Monday, September 19, 2016

I'd Love to Turn You On #162 - Smog - A River Ain’t Too Much to Love


Since the early 1990s, Bill Callahan has been creating the kind of idiosyncratic folk-rock that established the brand of his longtime label, Drag City, and built the foundation for the growing influence and popularity of indie rock over the last twenty years. For the bulk of Callahan’s career he recorded and toured as Smog and released eleven albums in thirteen years. With 2005’s A River Ain’t Too Much to Love, Callahan closed out Smog on a high note before retiring the moniker, created a contemporary indie-folk masterpiece, and set a template for wry, evocative songwriting about self-acceptance, loss, and redemption that has served him well for the rest of his career.

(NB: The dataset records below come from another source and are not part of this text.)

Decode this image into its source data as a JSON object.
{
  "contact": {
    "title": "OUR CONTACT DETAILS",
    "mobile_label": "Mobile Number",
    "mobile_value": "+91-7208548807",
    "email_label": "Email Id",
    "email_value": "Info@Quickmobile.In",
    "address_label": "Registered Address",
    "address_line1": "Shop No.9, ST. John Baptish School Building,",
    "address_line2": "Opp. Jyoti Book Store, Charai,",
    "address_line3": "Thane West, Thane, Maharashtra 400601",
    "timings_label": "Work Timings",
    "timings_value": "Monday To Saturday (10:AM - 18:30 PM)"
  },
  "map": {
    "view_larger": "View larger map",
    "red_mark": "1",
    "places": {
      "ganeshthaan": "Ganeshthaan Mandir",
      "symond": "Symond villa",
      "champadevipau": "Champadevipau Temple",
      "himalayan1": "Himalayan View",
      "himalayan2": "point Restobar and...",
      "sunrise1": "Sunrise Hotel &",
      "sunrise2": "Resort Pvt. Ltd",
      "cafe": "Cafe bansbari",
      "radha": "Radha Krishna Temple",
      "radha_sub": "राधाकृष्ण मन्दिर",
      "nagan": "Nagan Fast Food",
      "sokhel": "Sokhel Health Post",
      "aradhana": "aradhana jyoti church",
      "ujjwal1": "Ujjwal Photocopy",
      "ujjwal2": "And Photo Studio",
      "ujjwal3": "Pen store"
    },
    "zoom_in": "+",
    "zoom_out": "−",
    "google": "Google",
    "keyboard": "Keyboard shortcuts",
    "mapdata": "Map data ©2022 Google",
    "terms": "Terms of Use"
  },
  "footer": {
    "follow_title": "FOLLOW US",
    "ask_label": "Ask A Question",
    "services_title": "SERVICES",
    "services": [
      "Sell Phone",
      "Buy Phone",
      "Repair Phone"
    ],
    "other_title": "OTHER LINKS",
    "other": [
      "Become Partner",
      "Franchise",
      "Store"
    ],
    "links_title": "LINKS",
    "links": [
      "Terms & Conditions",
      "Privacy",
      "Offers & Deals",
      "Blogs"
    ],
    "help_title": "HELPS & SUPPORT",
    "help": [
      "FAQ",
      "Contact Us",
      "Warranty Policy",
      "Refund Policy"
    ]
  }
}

The album’s opener, “Palimpsest,” functions as a haunting prologue by setting the stage with spare instrumentation and Callahan’s strong, sonorous voice declaring that he feels like “a southern bird that stayed north too long.” The second song, “Say Valley Maker,” supplies the album’s statement of purpose as the speaker describes a river and outlines themes of heartache, longing for family, and rebirth while an acoustic ensemble slowly builds the song up to a gratifying release. “The Well” injects a welcome lightheartedness when the speaker breaks into a rambling, highly visual story-song about the consequences of acting impulsively when feeling frustrated. At seven minutes, “The Well” is the album’s longest song, but Callahan’s joyful energy makes the journey worthwhile. “Rock Bottom Riser” unfolds into a stately ode of gratitude and returns to the imagery of a river as the speaker details the impact of his loss and struggle on his family. “I Feel Like the Mother of the World” balances the album’s lushest musical interlude with an anguished, revealing reflection on the lasting damage of sibling turmoil. The final two songs adjust the album’s trajectory toward a cautious sense of hope for the future while acknowledging the toll of the past. Anchored by a spritely finger-picked guitar part, “I’m New Here” offers a refreshingly sly nod to facing the challenges that come with having to start over. In 2010, Gil Scott-Heron covered “I’m New Here” and borrowed the title for his critically acclaimed late-career album, I’m New Here. Callahan’s words fit so beautifully with Scott-Heron’s voice that the song feels equally at home on both albums. Scott-Heron died just over a year after releasing I’m New Here and the influence of Callahan’s signature humor adds buoyancy to an album that might otherwise feel burdened by Scott-Heron’s mortality. “Let Me See the Colts” parallels the structure of “Say Valley Maker” and concludes A River Ain’t Too Much to Love on a note of beleaguered optimism as the worn out speaker asks to see the horses “that will run next year” while the song gently progresses into a cathartic, forward-moving crescendo.

Bill Callahan has released four albums under his name since 2007 and each one has broadened the pattern he formed with A River Ain’t Too Much to Love. After I fell in love with this album, I wasn’t sure Callahan could top himself, so his excellent 2009 album Sometimes I Wish We Were an Eagle came as a wonderful surprise. On Sometimes I Wish We Were an Eagle, Callahan brings a gentle full-color glow to the themes and imagery he rendered as black and white sketches on A River Ain’t Too Much to Love. Over the last three decades, Bill Callahan has charted new territory in a well-traveled genre and A River Ain’t Too Much to Love lasts both as a career landmark and a point of embarkation for further exploration of Callahan’s exceptional artistry.